John's High Christology
John has a very high Christology. In the prologue to John's gospel, we read, "In the beginning was the Word, and the Word was with God, and the Word was God. He was in the beginning with God. All things came into being through him, and without him not one thing came into being (1.1-3)." This Word "became flesh and lived among us" (1.14). At the end of the prologue, we are told, "It is God the only Son, who is close to the Father's heart, who has made him known." Here we see Jesus depicted as God's divine Word, who is co-eternal with God and who became a human being. For John, Jesus is God; at the time in which it was made, this was an astounding claim, and it is a concept that we don't find in the Synoptic Gospels.

In the NRSV, the Greek word "logos" is translated as "Word." However, "Word" doesn't adequately convey what "logos" meant to the ancients. We might also translate this word as "reason" or "thought."
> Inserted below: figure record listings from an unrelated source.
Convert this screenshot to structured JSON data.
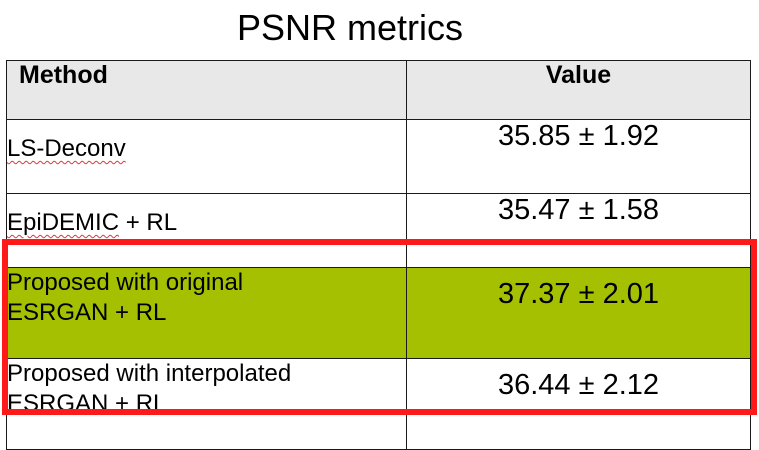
{
  "title": "PSNR metrics",
  "table": {
    "headers": {
      "method": "Method",
      "value": "Value"
    },
    "rows": [
      {
        "method_main": "LS-Deconv",
        "method_rest": "",
        "value": "35.85 ± 1.92"
      },
      {
        "method_main": "EpiDEMIC",
        "method_rest": " + RL",
        "value": "35.47 ± 1.58"
      },
      {
        "method_line1": "Proposed with original",
        "method_line2": "ESRGAN + RL",
        "value": "37.37 ± 2.01"
      },
      {
        "method_line1": "Proposed with interpolated",
        "method_line2": "ESRGAN + RL",
        "value": "36.44 ± 2.12"
      }
    ]
  },
  "colors": {
    "highlight_row": "#a4c000",
    "highlight_border": "#ff1a1a",
    "header_background": "#e8e8e8"
  }
}
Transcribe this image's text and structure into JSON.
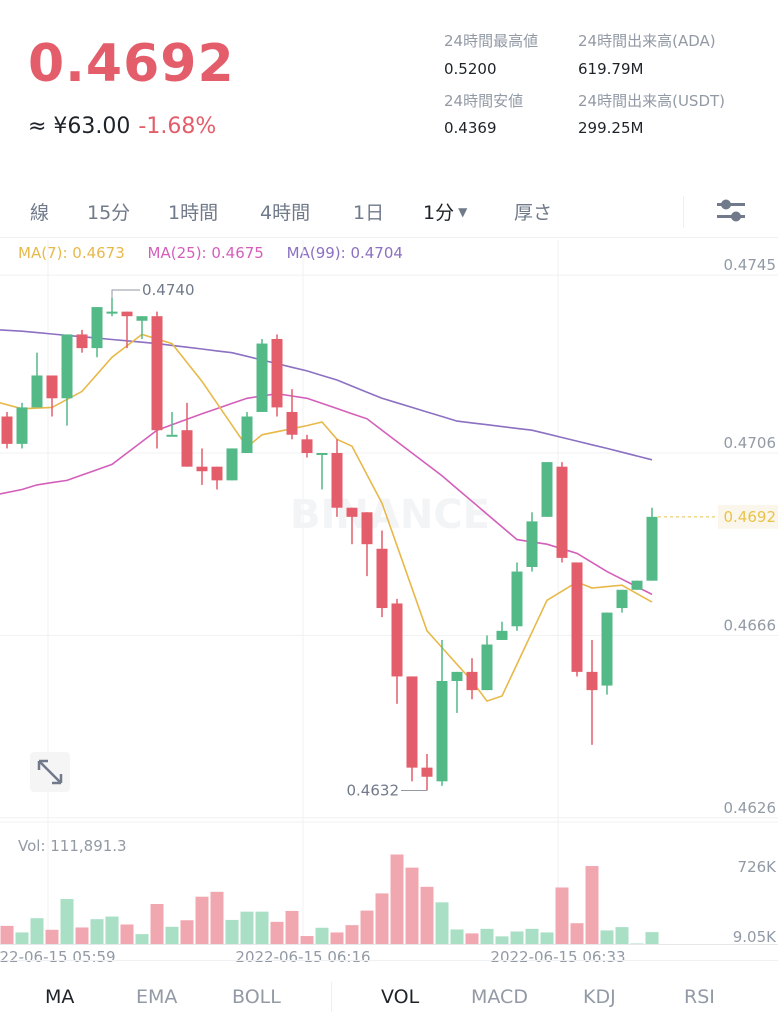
{
  "header": {
    "price": "0.4692",
    "fiat": "≈ ¥63.00",
    "change": "-1.68%",
    "stats": [
      {
        "label": "24時間最高値",
        "value": "0.5200"
      },
      {
        "label": "24時間出来高(ADA)",
        "value": "619.79M"
      },
      {
        "label": "24時間安値",
        "value": "0.4369"
      },
      {
        "label": "24時間出来高(USDT)",
        "value": "299.25M"
      }
    ]
  },
  "tabs": [
    {
      "label": "線"
    },
    {
      "label": "15分"
    },
    {
      "label": "1時間"
    },
    {
      "label": "4時間"
    },
    {
      "label": "1日"
    },
    {
      "label": "1分",
      "selected": true,
      "dropdown": true
    },
    {
      "label": "厚さ"
    }
  ],
  "settings_icon": "sliders-icon",
  "ma_legend": {
    "ma7": "MA(7): 0.4673",
    "ma25": "MA(25): 0.4675",
    "ma99": "MA(99): 0.4704"
  },
  "indicators": [
    {
      "label": "MA",
      "selected": true
    },
    {
      "label": "EMA"
    },
    {
      "label": "BOLL"
    },
    {
      "label": "VOL",
      "selected": true
    },
    {
      "label": "MACD"
    },
    {
      "label": "KDJ"
    },
    {
      "label": "RSI"
    }
  ],
  "colors": {
    "up": "#53b987",
    "down": "#e35d6a",
    "up_vol": "#a8dfc5",
    "down_vol": "#f1a7b0",
    "ma7": "#e8b94a",
    "ma25": "#d45fba",
    "ma99": "#8c70c2",
    "price": "#e35d6a",
    "last": "#e8c34a"
  },
  "watermark": "BINANCE",
  "chart_data": {
    "type": "candlestick",
    "y_ticks": [
      "0.4745",
      "0.4706",
      "0.4666",
      "0.4626"
    ],
    "x_ticks": [
      "2022-06-15 05:59",
      "2022-06-15 06:16",
      "2022-06-15 06:33"
    ],
    "high_marker": "0.4740",
    "low_marker": "0.4632",
    "last_price": "0.4692",
    "ohlc": [
      [
        0.4714,
        0.4715,
        0.4707,
        0.4708
      ],
      [
        0.4708,
        0.4717,
        0.4707,
        0.4716
      ],
      [
        0.4716,
        0.4728,
        0.4716,
        0.4723
      ],
      [
        0.4723,
        0.4723,
        0.4714,
        0.4718
      ],
      [
        0.4718,
        0.4732,
        0.4712,
        0.4732
      ],
      [
        0.4732,
        0.4733,
        0.4728,
        0.4729
      ],
      [
        0.4729,
        0.4738,
        0.4727,
        0.4738
      ],
      [
        0.4737,
        0.474,
        0.4736,
        0.4737
      ],
      [
        0.4737,
        0.4737,
        0.4729,
        0.4736
      ],
      [
        0.4735,
        0.4736,
        0.4731,
        0.4736
      ],
      [
        0.4736,
        0.4737,
        0.4707,
        0.4711
      ],
      [
        0.471,
        0.4715,
        0.471,
        0.471
      ],
      [
        0.4711,
        0.4717,
        0.4703,
        0.4703
      ],
      [
        0.4703,
        0.4707,
        0.4699,
        0.4702
      ],
      [
        0.4703,
        0.4703,
        0.4698,
        0.47
      ],
      [
        0.47,
        0.4707,
        0.47,
        0.4707
      ],
      [
        0.4706,
        0.4715,
        0.4706,
        0.4714
      ],
      [
        0.4715,
        0.4731,
        0.4715,
        0.473
      ],
      [
        0.4731,
        0.4732,
        0.4714,
        0.4716
      ],
      [
        0.4715,
        0.472,
        0.4709,
        0.471
      ],
      [
        0.4709,
        0.471,
        0.4705,
        0.4706
      ],
      [
        0.4706,
        0.4706,
        0.4698,
        0.4706
      ],
      [
        0.4706,
        0.4709,
        0.4692,
        0.4694
      ],
      [
        0.4694,
        0.4694,
        0.4686,
        0.4692
      ],
      [
        0.4693,
        0.4693,
        0.4679,
        0.4686
      ],
      [
        0.4685,
        0.4689,
        0.467,
        0.4672
      ],
      [
        0.4673,
        0.4674,
        0.4651,
        0.4657
      ],
      [
        0.4657,
        0.4657,
        0.4634,
        0.4637
      ],
      [
        0.4637,
        0.464,
        0.4632,
        0.4635
      ],
      [
        0.4634,
        0.4665,
        0.4633,
        0.4656
      ],
      [
        0.4656,
        0.4658,
        0.4649,
        0.4658
      ],
      [
        0.4658,
        0.4661,
        0.4652,
        0.4654
      ],
      [
        0.4654,
        0.4666,
        0.4654,
        0.4664
      ],
      [
        0.4665,
        0.4669,
        0.4665,
        0.4667
      ],
      [
        0.4668,
        0.4682,
        0.4667,
        0.468
      ],
      [
        0.4681,
        0.4693,
        0.468,
        0.4691
      ],
      [
        0.4692,
        0.4704,
        0.4692,
        0.4704
      ],
      [
        0.4703,
        0.4704,
        0.4682,
        0.4683
      ],
      [
        0.4682,
        0.4682,
        0.4657,
        0.4658
      ],
      [
        0.4658,
        0.4665,
        0.4642,
        0.4654
      ],
      [
        0.4655,
        0.4671,
        0.4653,
        0.4671
      ],
      [
        0.4672,
        0.4676,
        0.4671,
        0.4676
      ],
      [
        0.4676,
        0.4678,
        0.4676,
        0.4678
      ],
      [
        0.4678,
        0.4694,
        0.4678,
        0.4692
      ]
    ],
    "ma7": [
      [
        0,
        0.4717
      ],
      [
        1,
        0.47157
      ],
      [
        3,
        0.4716
      ],
      [
        5,
        0.47195
      ],
      [
        7,
        0.4727
      ],
      [
        9,
        0.4732
      ],
      [
        11,
        0.473
      ],
      [
        13,
        0.47217
      ],
      [
        16,
        0.47073
      ],
      [
        17,
        0.471
      ],
      [
        20,
        0.4712
      ],
      [
        21,
        0.47128
      ],
      [
        22,
        0.4709
      ],
      [
        23,
        0.47075
      ],
      [
        25,
        0.4695
      ],
      [
        28,
        0.4667
      ],
      [
        31,
        0.4656
      ],
      [
        32,
        0.46516
      ],
      [
        33,
        0.46527
      ],
      [
        36,
        0.46737
      ],
      [
        38,
        0.46777
      ],
      [
        39,
        0.46764
      ],
      [
        41,
        0.4677
      ],
      [
        43,
        0.46733
      ]
    ],
    "ma25": [
      [
        0,
        0.4697
      ],
      [
        2,
        0.4699
      ],
      [
        4,
        0.47
      ],
      [
        7,
        0.47035
      ],
      [
        10,
        0.4711
      ],
      [
        13,
        0.47146
      ],
      [
        16,
        0.4718
      ],
      [
        18,
        0.4719
      ],
      [
        20,
        0.4718
      ],
      [
        24,
        0.47135
      ],
      [
        29,
        0.4701
      ],
      [
        34,
        0.4687
      ],
      [
        36,
        0.4686
      ],
      [
        38,
        0.4684
      ],
      [
        40,
        0.468
      ],
      [
        43,
        0.4675
      ]
    ],
    "ma99": [
      [
        0,
        0.4733
      ],
      [
        5,
        0.47315
      ],
      [
        10,
        0.473
      ],
      [
        15,
        0.4728
      ],
      [
        20,
        0.4724
      ],
      [
        22,
        0.4722
      ],
      [
        25,
        0.4718
      ],
      [
        30,
        0.4713
      ],
      [
        35,
        0.4711
      ],
      [
        40,
        0.4707
      ],
      [
        43,
        0.47045
      ]
    ],
    "volume": {
      "label": "Vol: 111,891.3",
      "y_ticks": [
        "726K",
        "9.05K"
      ],
      "values_k": [
        171,
        109,
        243,
        134,
        424,
        156,
        234,
        259,
        184,
        93,
        377,
        162,
        224,
        446,
        492,
        227,
        305,
        305,
        209,
        312,
        75,
        153,
        109,
        178,
        315,
        477,
        844,
        720,
        539,
        393,
        137,
        100,
        143,
        72,
        118,
        143,
        109,
        533,
        196,
        735,
        128,
        159,
        5,
        112
      ]
    }
  }
}
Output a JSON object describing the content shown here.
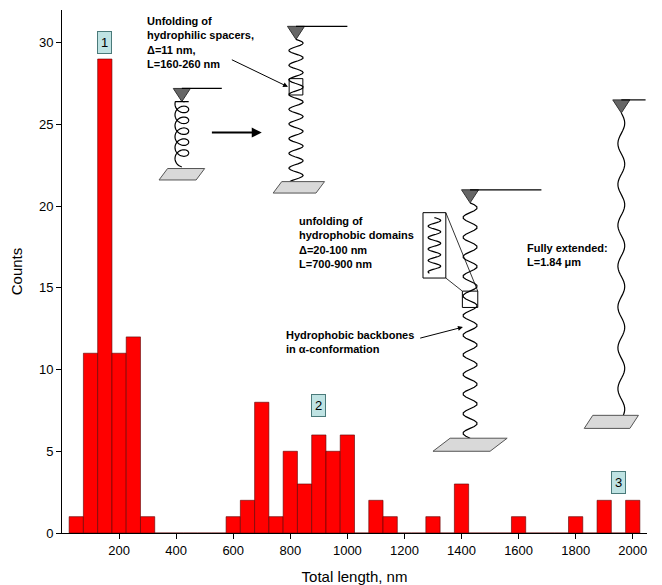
{
  "chart_data": {
    "type": "histogram",
    "bins": [
      25,
      75,
      125,
      175,
      225,
      275,
      325,
      375,
      425,
      475,
      525,
      575,
      625,
      675,
      725,
      775,
      825,
      875,
      925,
      975,
      1025,
      1075,
      1125,
      1175,
      1225,
      1275,
      1325,
      1375,
      1425,
      1475,
      1525,
      1575,
      1625,
      1675,
      1725,
      1775,
      1825,
      1875,
      1925,
      1975,
      2025
    ],
    "counts": [
      1,
      11,
      29,
      11,
      12,
      1,
      0,
      0,
      0,
      0,
      0,
      1,
      2,
      8,
      1,
      5,
      3,
      6,
      5,
      6,
      0,
      2,
      1,
      0,
      0,
      1,
      0,
      3,
      0,
      0,
      0,
      1,
      0,
      0,
      0,
      1,
      0,
      2,
      0,
      2
    ],
    "color": "#ff0000",
    "xlabel": "Total length, nm",
    "ylabel": "Counts",
    "xlim": [
      0,
      2050
    ],
    "ylim": [
      0,
      32
    ],
    "xticks": [
      200,
      400,
      600,
      800,
      1000,
      1200,
      1400,
      1600,
      1800,
      2000
    ],
    "yticks": [
      0,
      5,
      10,
      15,
      20,
      25,
      30
    ],
    "grid": false,
    "annotations": [
      {
        "lines": [
          "Unfolding of",
          "hydrophilic spacers,",
          "Δ=11 nm,",
          "L=160-260 nm"
        ]
      },
      {
        "lines": [
          "unfolding of",
          "hydrophobic domains",
          "Δ=20-100 nm",
          "L=700-900 nm"
        ]
      },
      {
        "lines": [
          "Hydrophobic backbones",
          "in α-conformation"
        ]
      },
      {
        "lines": [
          "Fully extended:",
          "L=1.84 μm"
        ]
      }
    ],
    "peak_labels": [
      "1",
      "2",
      "3"
    ]
  }
}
One place in which we may find some historical background for Jn's use of the logos is in ancient Stoic thought. Stoicism was a philosophy that antedated Christianity by about 300 years. In Stoic philosophy, the logos was the "'stuff" from which the universe was made; it was "the meaningful, purposeful, and providential order of the universe." They thought of it as the "creative fire that permeates all things. God is also the logos, who purposefully designed the order and beauty of the world." (Keoster, 144).

This concept may have played into Jn's understanding of the logos, but even more important was Jn's background of Jewish thought, especially with regard to Wisdom literature. The notion of the descent of the Word into the world and the eventual return of the Son to the Father (1.18) "lies in the OT picture of personified Wisdom…. who was in the beginning with God at the creation of the world and came to dwell with human beings when the Law was revealed to Moses" (Brown, 338). For example, Sirach 24.8-12 speaks in the voice of divine Wisdom, saying,
"Then the creator of all things gave me a command,
and my creator chose the place for my tent.
He said, 'Make your dwelling in Jacob,
and in Israel receive your inheritance.'
Before the ages in the beginning, he created me,
and for all the ages I shall not case to be.
In the holy tent I ministered before him,
and so I was established in Zion.
Thus in the beloved city he gave me a resting place,
and in Jerusalem was my domain.
I took root in an honored people,
in the portion of the Lord, his heritage."
Other such Wisdom passages can be seen in Prov. 8.22-31 and the Wisdom of Solomon 9.1-3.

What we have in John,then, is a portrayal of Jesus as the Word of God made flesh, who was sent down by God from heaven into the world, ministered on earth, and then went back up into heaven. In Jn 3.13-14 we read, "No one has ascended into heaven except the one who descended from heaven, the Son of Man."
Jesus' crucifixion is a very important aspect of this descent/ascent motif. In his crucifixion, Jesus is "lifted up," and this is the first step of Jesus' ascent back into heaven. Thus we read of Jesus' saying, "When you have lifted up the Son of Man, then you will realize that I am he…."
Sources:
Brown, Raymond.
Introduction to the New Testament.
New York: Doubleday, 1997
Koester, Helmut.
Introduction to the New Testament,
vol. 1. 2nd ed. New York and Berlin: Walter De Gruyter, 1995.